As I said, the perfect crème brûlée (for me) is a soft and cold cream with a thin hot, brown and crunchy crust. Here are some tips:
- Pre-cook the cream a little in the pan before putting into dishes, it will be less liquid, so the black grains of vanilla will be evenly mixed in the cream and not sink to the bottom. If you do this, reduce the oven cooking time to about 15 minutes.
- Proceed in two stages: burn the creams and refrigerate for about half an hour to cool. Just before serving, re-heat them with the blowlamp for just a few seconds.
- It's easier to get a good crust if you use white sugar rather than brown, but it's a matter of taste.
If you do not have a blowlamp, you can try using your grill: put creams in the grill pan (or deep solid baking sheet
), add cold water
to half the depth of the dishes, and put under grill for just one or two minutes (maximum) to caramelize sugar. Cold water is there to protect cream against the heat, but it's very difficult because the grill is always too hot.
Some different flavours:
- Crème brûlée with almonds: add 20 g ground almonds to the milk before heating, and add 3 drops of almond extract to the cream before pouring into dishes.
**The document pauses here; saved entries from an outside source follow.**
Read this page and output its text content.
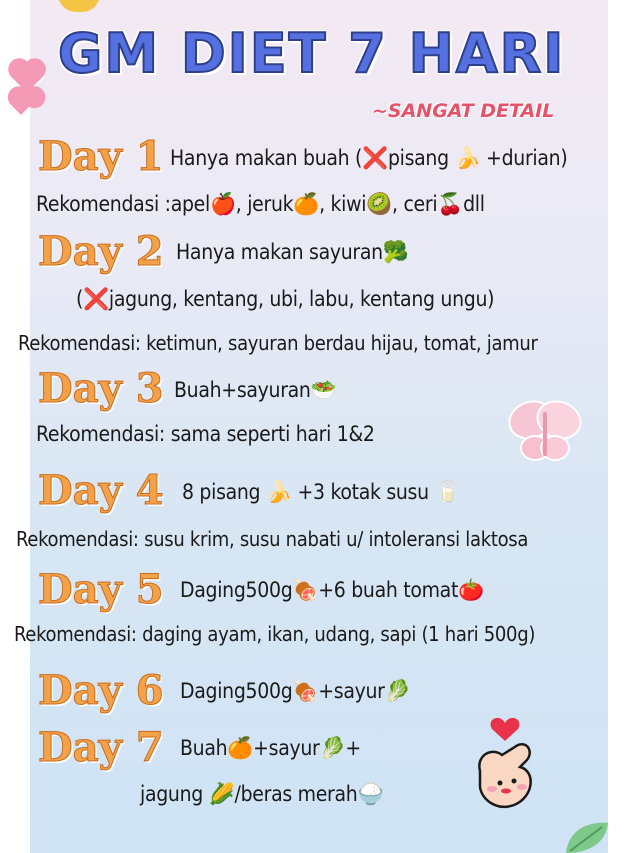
GM DIET 7 HARI
~SANGAT DETAIL
Day 1 Hanya makan buah (❌pisang 🍌 +durian)
Rekomendasi :apel🍎, jeruk🍊, kiwi🥝, ceri🍒dll
Day 2 Hanya makan sayuran🥦
(❌jagung, kentang, ubi, labu, kentang ungu)
Rekomendasi: ketimun, sayuran berdau hijau, tomat, jamur
Day 3 Buah+sayuran🥗
Rekomendasi: sama seperti hari 1&2
Day 4 8 pisang 🍌 +3 kotak susu 🥛
Rekomendasi: susu krim, susu nabati u/ intoleransi laktosa
Day 5 Daging500g🍖+6 buah tomat🍅
Rekomendasi: daging ayam, ikan, udang, sapi (1 hari 500g)
Day 6 Daging500g🍖+sayur🥬
Day 7 Buah🍊+sayur🥬+
jagung 🌽/beras merah🍚
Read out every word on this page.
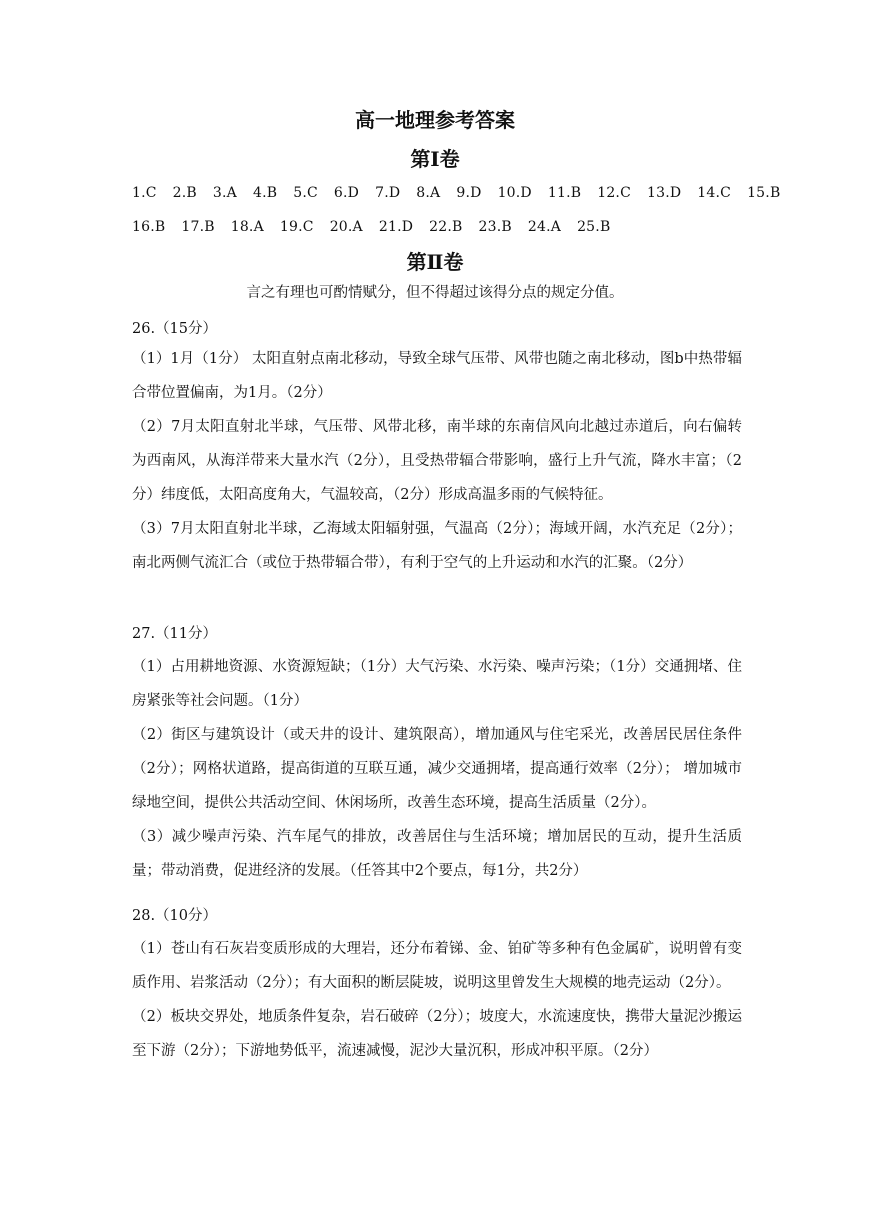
高一地理参考答案
第Ⅰ卷
1.C 2.B 3.A 4.B 5.C 6.D 7.D 8.A 9.D 10.D 11.B 12.C 13.D 14.C 15.B
16.B 17.B 18.A 19.C 20.A 21.D 22.B 23.B 24.A 25.B
第Ⅱ卷
言之有理也可酌情赋分，但不得超过该得分点的规定分值。
26.（15分）

（1）1月（1分） 太阳直射点南北移动，导致全球气压带、风带也随之南北移动，图b中热带辐合带位置偏南，为1月。（2分）

（2）7月太阳直射北半球，气压带、风带北移，南半球的东南信风向北越过赤道后，向右偏转为西南风，从海洋带来大量水汽（2分），且受热带辐合带影响，盛行上升气流，降水丰富；（2分）纬度低，太阳高度角大，气温较高，（2分）形成高温多雨的气候特征。

（3）7月太阳直射北半球，乙海域太阳辐射强，气温高（2分）；海域开阔，水汽充足（2分）；南北两侧气流汇合（或位于热带辐合带），有利于空气的上升运动和水汽的汇聚。（2分）

27.（11分）

（1）占用耕地资源、水资源短缺；（1分）大气污染、水污染、噪声污染；（1分）交通拥堵、住房紧张等社会问题。（1分）

（2）街区与建筑设计（或天井的设计、建筑限高），增加通风与住宅采光，改善居民居住条件（2分）；网格状道路，提高街道的互联互通，减少交通拥堵，提高通行效率（2分）； 增加城市绿地空间，提供公共活动空间、休闲场所，改善生态环境，提高生活质量（2分）。

（3）减少噪声污染、汽车尾气的排放，改善居住与生活环境；增加居民的互动，提升生活质量；带动消费，促进经济的发展。（任答其中2个要点，每1分，共2分）

28.（10分）

（1）苍山有石灰岩变质形成的大理岩，还分布着锑、金、铂矿等多种有色金属矿，说明曾有变质作用、岩浆活动（2分）；有大面积的断层陡坡，说明这里曾发生大规模的地壳运动（2分）。

（2）板块交界处，地质条件复杂，岩石破碎（2分）；坡度大，水流速度快，携带大量泥沙搬运至下游（2分）；下游地势低平，流速减慢，泥沙大量沉积，形成冲积平原。（2分）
- Mint and chocolate crème brûlée: add a handful of mint leaves (cut roughly with scissors) to the milk. Proceed as usual, but when burned and cooled, put a small layer of melted chocolate onto the brown crust, put back in the fridge for a few minutes until the chocolate sets.
- Pear and maple syrup crème brûlée: dice pears like for verre façon "Belle Hélène", put these into dishes before adding cream and proceed as usual. Surprise your guests - don't tell them what's in your Crème brûlée!